There are moments when literary reality surpasses anything Borges could have imagined. This week, Robert Thomson, CEO of HarperCollins, described his company as “an AI inputs company” — meaning a company whose fundamental purpose is to feed artificial intelligence models with content. The same quarter in which its biggest bestselling title is an erotic hockey novel called Heated Rivalry.

Do you see the irony? Because I see it perfectly.

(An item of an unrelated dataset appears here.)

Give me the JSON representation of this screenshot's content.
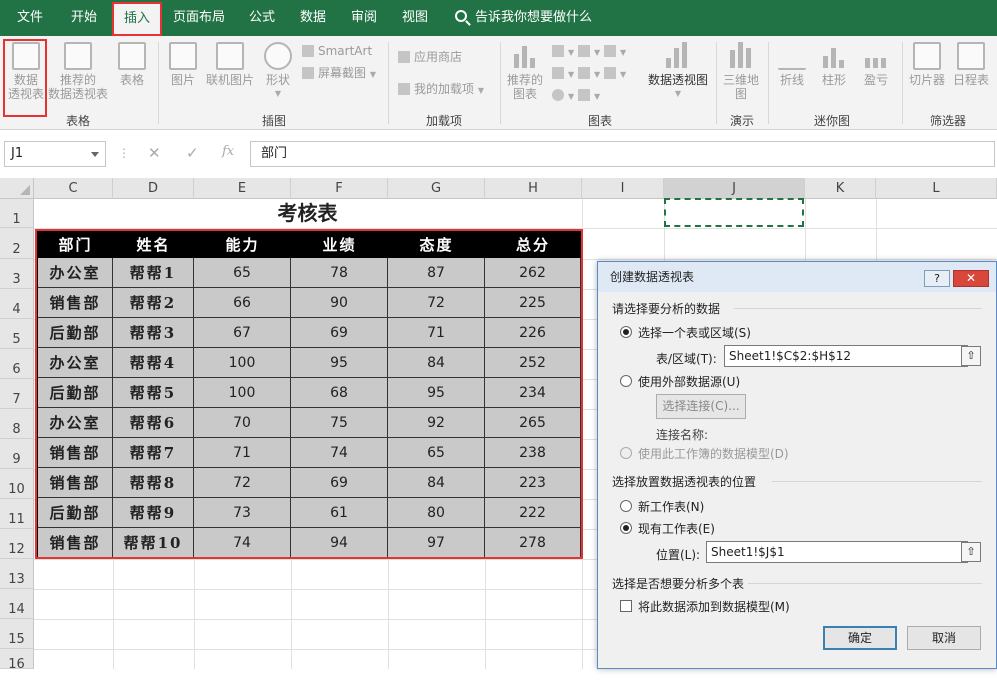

HarperCollins reported $555 million in sales for Q3, up 8% year-over-year. Digital books grew 17%. Everything very good. Thomson was emphatic that the company has deals with Meta and OpenAI, and anticipates income from the Anthropic case — the settlement in which Anthropic agreed to pay $1.5 billion to authors whose books were used to train language models without permission.

Pause. HarperCollins is happy that its books were used without permission by an AI because at least they’ll get paid? Well. Yes. That is literally what is being said.

Thomson also warned against companies that “purchase stolen material from unauthorised sources,” referring to competitors using illegal scraping data. Said by the CEO who just called his company an “AI inputs provider.” Coherence is, indeed, a skill that is learned with practice.

The most beautiful part is that Rachel Reid, whose Game Changer series and the aforementioned Heated Rivalry drove the quarterly results, probably knows nothing of this. She is writing about hockey players with feelings. Her publisher’s CEO is telling investor conferences that those novels exist so robots can learn to write.

Where does literature go when the industry that sustains it begins to think of it as raw material? If you want to explore these questions with more rigour than a financial results announcement allows, Libertad de expresión by Jacob Mchangama is a good place to start: a global history of free expression that reminds us why it matters who controls the discourse.